Пускай шумит поток над головой моей,
Свергаясь со скалы среди грозы ревучей,
Пусть вихри, из теснин прорвавшись стужей жгучей,
Кромсают грудь мою, как острием ножей!
Я все-таки дойду — я в это верю страстно —
К цветущим пажитям Флоренции прекрасной,
К крутым холмам Сабин, в Вергилия страну,
Увижу солнца блеск, Сорренто над заливом
И, лежа на траве в забвении ленивом,
Прозрачный воздух твой, о Иския, вдохну!
Мазаччио
Перевод Вс. Рождественского
{186}
Ах, есть ли что для нас ужасней и грустней,
Чем это зрелище, давящее, как своды:
Божественный народ под бременем невзгоды,
Таланты юные, что гибнут в цвете дней!{187}
Мазаччио, ты жил в век горя и скорбей,
Дитя, рожденное для счастья и свободы,
Твой облик говорит про горестные годы:
Сведенный скорбью рот и мрачный блеск очей.
Но смерть твоя пришла и кисть остановила.
На небесах искусств ты — яркое светило,
Звезда, взошедшая, чтоб тотчас же упасть!
От яда ты погиб и юным и любимым.
Но все равно тебя огнем неотвратимым
Сожгла бы гения мучительная страсть!
Микеланджело
Перевод Вс.

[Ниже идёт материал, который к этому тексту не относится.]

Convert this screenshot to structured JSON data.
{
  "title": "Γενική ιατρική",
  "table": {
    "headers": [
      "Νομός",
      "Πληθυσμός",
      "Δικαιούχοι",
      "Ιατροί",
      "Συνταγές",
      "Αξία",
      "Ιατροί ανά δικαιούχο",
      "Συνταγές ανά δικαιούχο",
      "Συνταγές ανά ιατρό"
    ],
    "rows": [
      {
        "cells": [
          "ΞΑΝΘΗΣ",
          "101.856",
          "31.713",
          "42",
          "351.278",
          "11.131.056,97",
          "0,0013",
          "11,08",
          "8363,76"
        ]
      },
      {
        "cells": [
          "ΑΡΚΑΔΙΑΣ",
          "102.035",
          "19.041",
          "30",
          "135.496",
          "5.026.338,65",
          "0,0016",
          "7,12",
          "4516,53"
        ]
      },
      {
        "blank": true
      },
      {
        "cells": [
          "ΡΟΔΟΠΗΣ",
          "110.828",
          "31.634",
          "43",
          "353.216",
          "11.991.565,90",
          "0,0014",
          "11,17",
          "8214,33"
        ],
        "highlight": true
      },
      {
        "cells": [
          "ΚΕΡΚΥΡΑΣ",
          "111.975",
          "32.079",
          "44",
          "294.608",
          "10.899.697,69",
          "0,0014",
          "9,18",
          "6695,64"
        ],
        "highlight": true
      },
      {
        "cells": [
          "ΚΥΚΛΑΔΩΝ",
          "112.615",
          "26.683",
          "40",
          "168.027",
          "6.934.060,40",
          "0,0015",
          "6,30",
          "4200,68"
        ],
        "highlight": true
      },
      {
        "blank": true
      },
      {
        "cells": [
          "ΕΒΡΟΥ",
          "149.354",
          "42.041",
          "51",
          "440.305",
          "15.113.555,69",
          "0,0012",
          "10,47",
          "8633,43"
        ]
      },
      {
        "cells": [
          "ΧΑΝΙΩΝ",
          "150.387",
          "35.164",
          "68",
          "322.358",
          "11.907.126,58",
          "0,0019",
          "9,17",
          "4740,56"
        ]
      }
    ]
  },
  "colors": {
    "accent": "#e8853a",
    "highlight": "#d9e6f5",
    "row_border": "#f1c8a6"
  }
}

Рождественского
Как грустен облик твой и как сухи черты,
О Микеланджело, ваятель дивной силы!
Слеза твоих ресниц ни разу не смочила, —
Как непреклонный Дант, не знал улыбки ты.
Искусству отдавал ты жизнь и все мечты.
Свирепым молоком оно тебя вспоило,
Ты, путь тройной свершив,{188} до старости унылой
Забвенья не нашел на лоне красоты.
Буонарроти! Знал одно ты в жизни счастье?
Из камня высекать виденья грозной страсти,
Могуществен, как бог, и страшен всем, как он.
Достигнув склона дней, спокойно-молчаливый,
Усталый старый лев с седеющею гривой,
Ты умер, скукою и славой упоен.
{189}
Мой христианский дух терзает червь безверья,
Но посреди души искусства столп высок —
Сонм высших сил его в священный свет облек,
Как освещает луч плиту в глухой пещере.
Аллегри, голос твой я слышу в Мизерере,
Он мощно сквозь века звучит, суров и строг,
К святым местам ведет твой сдержанный смычок,
К ногам Спасителя, к высокой райской сфере.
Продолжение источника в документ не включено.